MLK day. Martin Luther King Jr. advocated for climate justice, as Green Matters reported in 2023. This year’s day honoring Dr. King, January 15, is an opportunity to examine his climate legacy and US climate justice issues.

Fifth National Climate Assessment. The US Global Change Research Program, which recently published the US’s Fifth National Climate Assessment, is holding a series of explanatory webinars about its most recent findings. The next one, on January 12, focuses on ecosystems. Learn more. 

Stress & burnout. The National Press Club Journalism Institute is hosting a webinar on how journalists and newsrooms can avoid stress and burnout. January 12. RSVP.

COP28 targets. The International Energy Agency is holding a webinar on how the world can achieve the COP28 goal of “doubling of the global average annual rate of energy efficiency improvements” this decade. January 16. RSVP.

Climate justice.

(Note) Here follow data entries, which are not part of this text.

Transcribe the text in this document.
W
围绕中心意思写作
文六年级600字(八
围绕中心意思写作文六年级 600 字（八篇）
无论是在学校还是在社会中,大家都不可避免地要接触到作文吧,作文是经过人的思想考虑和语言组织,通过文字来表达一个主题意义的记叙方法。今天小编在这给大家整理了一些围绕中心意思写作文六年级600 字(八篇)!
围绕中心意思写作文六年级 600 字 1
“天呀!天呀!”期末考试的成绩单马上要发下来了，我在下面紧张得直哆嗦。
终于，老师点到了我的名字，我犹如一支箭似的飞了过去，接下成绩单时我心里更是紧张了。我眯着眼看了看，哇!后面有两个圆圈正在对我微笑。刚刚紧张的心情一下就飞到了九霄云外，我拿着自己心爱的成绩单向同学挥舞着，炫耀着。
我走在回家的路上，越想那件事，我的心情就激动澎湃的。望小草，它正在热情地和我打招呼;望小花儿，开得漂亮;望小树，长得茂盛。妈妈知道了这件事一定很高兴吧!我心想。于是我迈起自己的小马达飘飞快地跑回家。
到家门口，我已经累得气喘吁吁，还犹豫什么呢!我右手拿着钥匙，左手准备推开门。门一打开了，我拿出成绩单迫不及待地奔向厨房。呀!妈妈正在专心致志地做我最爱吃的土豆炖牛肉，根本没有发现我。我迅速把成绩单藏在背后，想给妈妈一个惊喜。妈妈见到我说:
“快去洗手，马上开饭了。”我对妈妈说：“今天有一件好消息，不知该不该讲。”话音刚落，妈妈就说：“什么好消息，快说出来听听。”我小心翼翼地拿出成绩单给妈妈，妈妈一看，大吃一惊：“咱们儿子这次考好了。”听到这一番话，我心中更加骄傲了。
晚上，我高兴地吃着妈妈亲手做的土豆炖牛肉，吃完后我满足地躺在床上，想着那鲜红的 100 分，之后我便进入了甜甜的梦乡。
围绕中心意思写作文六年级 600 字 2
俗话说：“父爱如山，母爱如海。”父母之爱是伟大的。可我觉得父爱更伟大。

Experts from the Union of Concerned Scientists and the NAACP will discuss COP28 outcomes, with an emphasis on the agreement’s environmental and climate justice implications. January 17. RSVP.

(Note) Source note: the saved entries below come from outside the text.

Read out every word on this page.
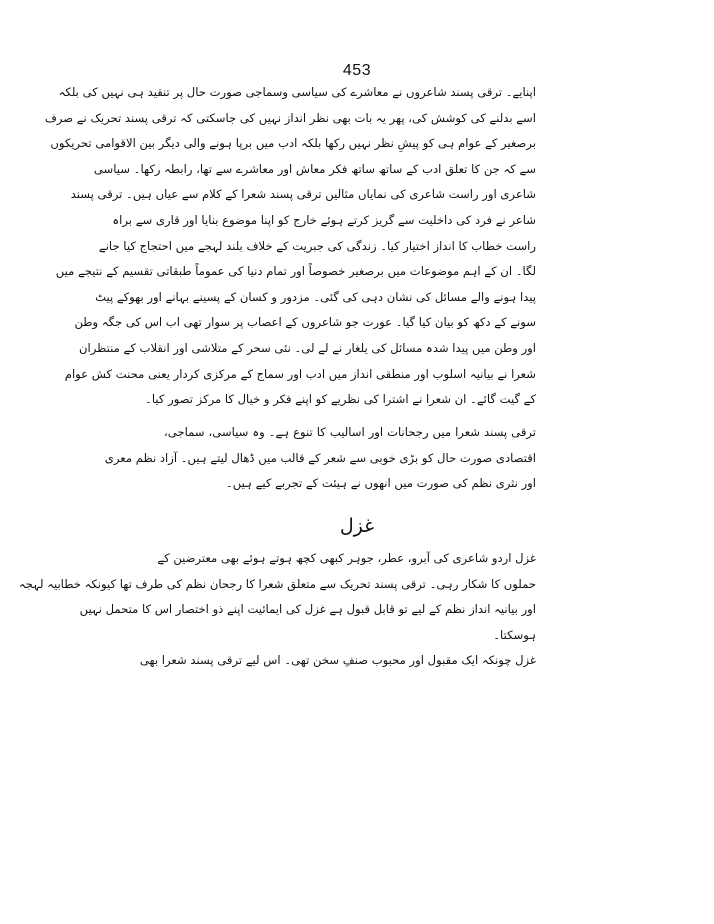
453
اپنایے۔ ترقی پسند شاعروں نے معاشرے کی سیاسی وسماجی صورت حال پر تنقید ہی نہیں کی بلکہ
اسے بدلنے کی کوشش کی، پھر یہ بات بھی نظر انداز نہیں کی جاسکتی کہ ترقی پسند تحریک نے صرف
برصغیر کے عوام ہی کو پیشِ نظر نہیں رکھا بلکہ ادب میں برپا ہونے والی دیگر بین الاقوامی تحریکوں
سے کہ جن کا تعلق ادب کے ساتھ ساتھ فکر معاش اور معاشرے سے تھا، رابطہ رکھا۔ سیاسی
شاعری اور راست شاعری کی نمایاں مثالیں ترقی پسند شعرا کے کلام سے عیاں ہیں۔ ترقی پسند
شاعر نے فرد کی داخلیت سے گریز کرتے ہوئے خارج کو اپنا موضوع بنایا اور قاری سے براہ
راست خطاب کا انداز اختیار کیا۔ زندگی کی جبریت کے خلاف بلند لہجے میں احتجاج کیا جانے
لگا۔ ان کے اہم موضوعات میں برصغیر خصوصاً اور تمام دنیا کی عموماً طبقاتی تقسیم کے نتیجے میں
پیدا ہونے والے مسائل کی نشان دہی کی گئی۔ مزدور و کسان کے پسینے بہانے اور بھوکے پیٹ
سونے کے دکھ کو بیان کیا گیا۔ عورت جو شاعروں کے اعصاب پر سوار تھی اب اس کی جگہ وطن
اور وطن میں پیدا شدہ مسائل کی یلغار نے لے لی۔ نئی سحر کے متلاشی اور انقلاب کے منتظران
شعرا نے بیانیہ اسلوب اور منطقی انداز میں ادب اور سماج کے مرکزی کردار یعنی محنت کش عوام
کے گیت گائے۔ ان شعرا نے اشترا کی نظریے کو اپنے فکر و خیال کا مرکز تصور کیا۔
ترقی پسند شعرا میں رجحانات اور اسالیب کا تنوع ہے۔ وہ سیاسی، سماجی،
اقتصادی صورت حال کو بڑی خوبی سے شعر کے قالب میں ڈھال لیتے ہیں۔ آزاد نظم معری
اور نثری نظم کی صورت میں انھوں نے ہیئت کے تجربے کیے ہیں۔
غزل
غزل اردو شاعری کی آبرو، عطر، جوہر کبھی کچھ ہوتے ہوئے بھی معترضین کے
حملوں کا شکار رہی۔ ترقی پسند تحریک سے متعلق شعرا کا رجحان نظم کی طرف تھا کیونکہ خطابیہ لہجہ
اور بیانیہ انداز نظم کے لیے تو قابل قبول ہے غزل کی ایمائیت اپنے ذو اختصار اس کا متحمل نہیں
ہوسکتا۔
غزل چونکہ ایک مقبول اور محبوب صنفِ سخن تھی۔ اس لیے ترقی پسند شعرا بھی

Labor rights. The Pulitzer Center is holding a series of webinars on the connections between climate change and labor rights. The first one, “Energy Transition and Its Impact on the Job Landscape and Labor Rights” will be held on January 17. RSVP.

Industry News

How will the explosion of artificial intelligence, changes to social media platforms, and news fatigue affect journalism in 2024? A new Reuters Institute report, based on surveys with over 300 digital media leaders from over 50 countries, looks at these questions and more.

A climate change section predicts newsrooms will move away from “doomsday narratives” and increasingly provide “a sense of hope and personal agency” in their reporting on climate. They highlight ongoing efforts by:

  • Bloomberg Green, which has ramped up its green technology coverage
  • Earthtopia’s “Good News” on TikTok, which consistently draws the outlet’s highest level of audience engagement
  • Irish public broadcaster RTE’s “Climate Heroes” series, which spotlights individuals and businesses making positive climate contributions

Jobs, Etc.

Jobs. E&E News is recruiting a reporting intern. The Lever is looking for a climate reporter. The Mississippi River Basin Ag & Water Desk is looking for 11 journalists via Report for America.

Fellowships. JournalismAI is inviting applications from journalists globally for its 2024 fellowship cohort. Apply by January 26.

Solutions Journalism Network is accepting applications for US-based journalists to join its second annual climate solutions cohort. Apply by February 5. 

The Center for Environmental Journalism at the University of Colorado Boulder is accepting applications for its Ted Scripps Fellowship program. Apply by March 1.

Grants. The Society of Environmental Journalists has extended its deadline for story grant proposals on the US clean energy transition. Apply by January 19.

Collaboration. The Human Journalism Network is looking for 24 Spanish and English newsrooms to participate in its 2024 program for exchanging journalism stories between media outlets.